1. Field of the Invention
The invention relates to computer systems and computer software, and more particularly to transaction management in computer systems.
2. Description of the Related Art
Computer programs executing on application servers may need to access and modify data sources coupled to the application server. A data source may be an interface to a resource manager, such as a database. The terms resource manager and data source may be used interchangeably. Before a program starts, an application server may start a new transaction and open connections to needed data sources. When application servers establish a connection to a data source, the connection can be opened as a non-global transaction connection or a global transaction connection. A non-global transaction involving a one phase commit may be used when accessing only one data source. A global transaction involving a two phase commit may be used when accessing two or more different data sources. In conventional systems, once the application server opens a specific type of connection (i.e. non-global or global) the connection type may be restricted to the initial connection type.
Non-global transactions may be managed by a resource manager. Global transactions may be managed by an external transaction manager such as a Java Transaction server on an application server. Global transactions may also involve a two phase commit protocol. Before a transaction is committed to the connected data sources, each data source may be asked to prepare to commit. If each data source is able to commit, it may send a signal to the transaction manager indicating so. After all of the data sources have indicated that they are prepared to commit, the transaction manager may send a signal to commit the transaction and record the transaction in a transaction log. If the data source is prepared to commit, it commits the transaction when instructed to by the application server. Non-global transactions involving one data source do not need to use the first phase (i.e. asking if the data source is prepared to commit).
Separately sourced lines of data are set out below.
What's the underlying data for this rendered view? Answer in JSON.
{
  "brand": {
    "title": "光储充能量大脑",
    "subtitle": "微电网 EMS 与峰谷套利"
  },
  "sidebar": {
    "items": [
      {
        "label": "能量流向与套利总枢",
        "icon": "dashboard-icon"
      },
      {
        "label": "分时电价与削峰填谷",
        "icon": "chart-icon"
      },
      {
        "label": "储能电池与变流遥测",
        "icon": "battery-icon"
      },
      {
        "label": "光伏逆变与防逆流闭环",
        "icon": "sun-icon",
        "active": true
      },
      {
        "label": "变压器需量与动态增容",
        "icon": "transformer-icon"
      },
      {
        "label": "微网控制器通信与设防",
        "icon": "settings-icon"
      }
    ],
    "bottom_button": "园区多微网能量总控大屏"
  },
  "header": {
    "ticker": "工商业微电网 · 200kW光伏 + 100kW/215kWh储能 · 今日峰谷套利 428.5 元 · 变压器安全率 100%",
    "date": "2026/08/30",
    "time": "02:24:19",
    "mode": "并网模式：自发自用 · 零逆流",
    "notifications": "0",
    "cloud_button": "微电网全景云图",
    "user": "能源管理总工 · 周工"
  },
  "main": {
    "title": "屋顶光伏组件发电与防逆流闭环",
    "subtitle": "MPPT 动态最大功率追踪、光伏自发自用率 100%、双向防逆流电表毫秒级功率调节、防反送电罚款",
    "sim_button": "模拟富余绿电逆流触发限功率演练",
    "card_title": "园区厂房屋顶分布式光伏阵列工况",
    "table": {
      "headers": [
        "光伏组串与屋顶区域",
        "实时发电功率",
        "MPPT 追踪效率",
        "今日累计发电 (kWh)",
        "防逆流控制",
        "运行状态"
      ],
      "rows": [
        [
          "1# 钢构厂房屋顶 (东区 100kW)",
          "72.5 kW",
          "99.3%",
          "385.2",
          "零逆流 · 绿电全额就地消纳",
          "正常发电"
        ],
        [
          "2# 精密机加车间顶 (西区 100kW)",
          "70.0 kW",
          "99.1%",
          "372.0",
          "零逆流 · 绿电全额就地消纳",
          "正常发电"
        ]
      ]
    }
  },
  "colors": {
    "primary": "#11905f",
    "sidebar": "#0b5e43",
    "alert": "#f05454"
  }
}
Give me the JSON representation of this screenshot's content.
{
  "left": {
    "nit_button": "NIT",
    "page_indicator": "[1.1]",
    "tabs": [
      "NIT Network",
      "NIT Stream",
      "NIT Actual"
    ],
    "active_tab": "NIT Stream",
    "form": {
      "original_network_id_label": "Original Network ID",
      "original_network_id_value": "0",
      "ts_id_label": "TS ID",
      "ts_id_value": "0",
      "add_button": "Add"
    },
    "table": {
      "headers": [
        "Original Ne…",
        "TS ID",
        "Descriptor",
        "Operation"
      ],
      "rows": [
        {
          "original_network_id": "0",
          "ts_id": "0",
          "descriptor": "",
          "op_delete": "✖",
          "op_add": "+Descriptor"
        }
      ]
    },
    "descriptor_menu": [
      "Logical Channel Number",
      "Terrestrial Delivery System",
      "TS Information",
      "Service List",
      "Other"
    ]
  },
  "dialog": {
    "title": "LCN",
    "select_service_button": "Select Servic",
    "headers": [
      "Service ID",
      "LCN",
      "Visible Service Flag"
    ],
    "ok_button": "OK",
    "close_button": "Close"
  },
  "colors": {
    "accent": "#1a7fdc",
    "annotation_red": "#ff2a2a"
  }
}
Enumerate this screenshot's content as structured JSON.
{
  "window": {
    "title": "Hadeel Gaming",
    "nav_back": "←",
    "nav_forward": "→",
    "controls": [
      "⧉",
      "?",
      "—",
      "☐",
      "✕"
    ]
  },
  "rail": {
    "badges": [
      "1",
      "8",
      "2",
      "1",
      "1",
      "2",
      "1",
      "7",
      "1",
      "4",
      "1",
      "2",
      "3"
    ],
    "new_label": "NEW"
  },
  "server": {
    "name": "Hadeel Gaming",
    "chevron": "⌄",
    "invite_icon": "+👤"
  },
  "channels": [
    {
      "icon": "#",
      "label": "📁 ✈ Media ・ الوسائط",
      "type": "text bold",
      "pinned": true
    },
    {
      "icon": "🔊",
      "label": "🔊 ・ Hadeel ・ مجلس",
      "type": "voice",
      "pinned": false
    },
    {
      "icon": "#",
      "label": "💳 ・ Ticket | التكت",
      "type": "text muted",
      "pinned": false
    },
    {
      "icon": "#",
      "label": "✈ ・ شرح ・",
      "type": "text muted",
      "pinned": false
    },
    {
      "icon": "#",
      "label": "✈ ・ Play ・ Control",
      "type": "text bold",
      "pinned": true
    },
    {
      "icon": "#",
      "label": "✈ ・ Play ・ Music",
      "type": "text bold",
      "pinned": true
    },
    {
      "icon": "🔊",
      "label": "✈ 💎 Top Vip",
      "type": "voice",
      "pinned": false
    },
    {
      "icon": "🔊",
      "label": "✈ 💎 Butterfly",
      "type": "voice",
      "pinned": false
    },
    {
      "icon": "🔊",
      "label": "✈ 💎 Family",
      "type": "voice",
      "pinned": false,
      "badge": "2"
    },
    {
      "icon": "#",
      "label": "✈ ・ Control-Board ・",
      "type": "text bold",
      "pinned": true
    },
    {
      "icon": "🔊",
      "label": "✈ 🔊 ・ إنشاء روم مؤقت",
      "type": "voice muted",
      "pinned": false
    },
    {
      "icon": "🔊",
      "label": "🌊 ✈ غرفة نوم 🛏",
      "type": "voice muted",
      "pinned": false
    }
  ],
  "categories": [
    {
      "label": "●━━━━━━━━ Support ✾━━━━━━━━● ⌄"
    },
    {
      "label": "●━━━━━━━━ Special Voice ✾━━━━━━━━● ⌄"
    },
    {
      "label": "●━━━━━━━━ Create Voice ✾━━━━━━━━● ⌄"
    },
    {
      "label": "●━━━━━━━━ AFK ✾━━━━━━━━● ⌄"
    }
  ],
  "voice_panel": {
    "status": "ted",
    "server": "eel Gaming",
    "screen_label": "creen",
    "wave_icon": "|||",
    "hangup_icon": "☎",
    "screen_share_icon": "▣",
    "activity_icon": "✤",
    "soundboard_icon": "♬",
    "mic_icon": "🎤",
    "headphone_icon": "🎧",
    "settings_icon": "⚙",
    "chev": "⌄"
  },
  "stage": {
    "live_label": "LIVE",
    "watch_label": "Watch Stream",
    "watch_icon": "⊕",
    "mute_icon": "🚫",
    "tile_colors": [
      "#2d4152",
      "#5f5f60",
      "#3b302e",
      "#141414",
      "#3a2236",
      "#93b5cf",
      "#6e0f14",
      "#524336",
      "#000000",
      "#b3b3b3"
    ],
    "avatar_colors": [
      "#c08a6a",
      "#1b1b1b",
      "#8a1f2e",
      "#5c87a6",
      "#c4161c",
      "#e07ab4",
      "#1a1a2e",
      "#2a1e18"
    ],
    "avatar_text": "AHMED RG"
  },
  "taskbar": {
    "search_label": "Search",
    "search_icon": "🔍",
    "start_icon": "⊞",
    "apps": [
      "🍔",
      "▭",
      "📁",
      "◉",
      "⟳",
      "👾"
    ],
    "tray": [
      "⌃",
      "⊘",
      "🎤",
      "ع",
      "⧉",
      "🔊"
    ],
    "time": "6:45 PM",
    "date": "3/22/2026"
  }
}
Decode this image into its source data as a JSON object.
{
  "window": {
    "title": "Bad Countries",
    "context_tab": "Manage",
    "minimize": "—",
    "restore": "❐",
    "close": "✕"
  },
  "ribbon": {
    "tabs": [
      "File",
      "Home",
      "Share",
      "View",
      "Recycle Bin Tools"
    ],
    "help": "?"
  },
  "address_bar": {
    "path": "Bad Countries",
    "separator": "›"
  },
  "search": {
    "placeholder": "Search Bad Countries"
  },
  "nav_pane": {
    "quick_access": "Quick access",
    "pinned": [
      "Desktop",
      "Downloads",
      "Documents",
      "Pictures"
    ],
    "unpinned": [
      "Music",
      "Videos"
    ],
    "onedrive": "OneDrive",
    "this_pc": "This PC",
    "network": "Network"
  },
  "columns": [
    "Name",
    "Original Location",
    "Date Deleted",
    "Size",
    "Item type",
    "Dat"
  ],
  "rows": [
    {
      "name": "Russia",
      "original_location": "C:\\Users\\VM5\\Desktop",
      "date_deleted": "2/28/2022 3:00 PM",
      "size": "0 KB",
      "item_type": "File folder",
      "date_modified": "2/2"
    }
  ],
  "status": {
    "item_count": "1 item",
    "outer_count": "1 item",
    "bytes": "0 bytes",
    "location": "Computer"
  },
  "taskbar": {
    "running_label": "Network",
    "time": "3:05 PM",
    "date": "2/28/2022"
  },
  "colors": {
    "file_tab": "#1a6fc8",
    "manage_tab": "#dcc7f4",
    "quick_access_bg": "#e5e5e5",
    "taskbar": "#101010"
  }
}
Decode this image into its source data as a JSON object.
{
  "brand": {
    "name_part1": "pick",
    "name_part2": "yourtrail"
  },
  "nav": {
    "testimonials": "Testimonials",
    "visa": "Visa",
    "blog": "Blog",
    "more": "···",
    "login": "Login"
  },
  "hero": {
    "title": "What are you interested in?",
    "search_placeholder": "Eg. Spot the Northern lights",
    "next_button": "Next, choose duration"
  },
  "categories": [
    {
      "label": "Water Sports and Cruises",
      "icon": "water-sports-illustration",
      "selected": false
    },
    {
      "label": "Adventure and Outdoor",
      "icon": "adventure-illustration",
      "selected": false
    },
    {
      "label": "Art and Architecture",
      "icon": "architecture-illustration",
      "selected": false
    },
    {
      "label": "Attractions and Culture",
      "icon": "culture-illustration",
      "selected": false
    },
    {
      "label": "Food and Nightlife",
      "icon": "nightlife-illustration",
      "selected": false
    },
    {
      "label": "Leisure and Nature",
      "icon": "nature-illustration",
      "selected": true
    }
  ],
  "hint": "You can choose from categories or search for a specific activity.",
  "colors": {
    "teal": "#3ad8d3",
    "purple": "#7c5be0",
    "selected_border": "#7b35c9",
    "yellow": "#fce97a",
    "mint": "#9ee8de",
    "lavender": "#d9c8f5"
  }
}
A transaction log may be updated with information on transactions that have been committed. The information for a committed transaction may be sent to the data source that failed during the commit to allow the data source to update itself. If a transaction fails, or doesn't commit, the data sources involved may be rolled back. The data sources may return their stored data to the state the data was in before the transaction started.
When a read-only data source is connected to by an application as part of a global transaction, it's participation in a transaction may be optimized during the two-phase commit process. A read-only data source may indicate it is read-only when a transaction manager starts the two phase commit protocol (e.g. during the prepare phase). The commit phase may be skipped for a read-only resource in a global transaction since its state is not modified.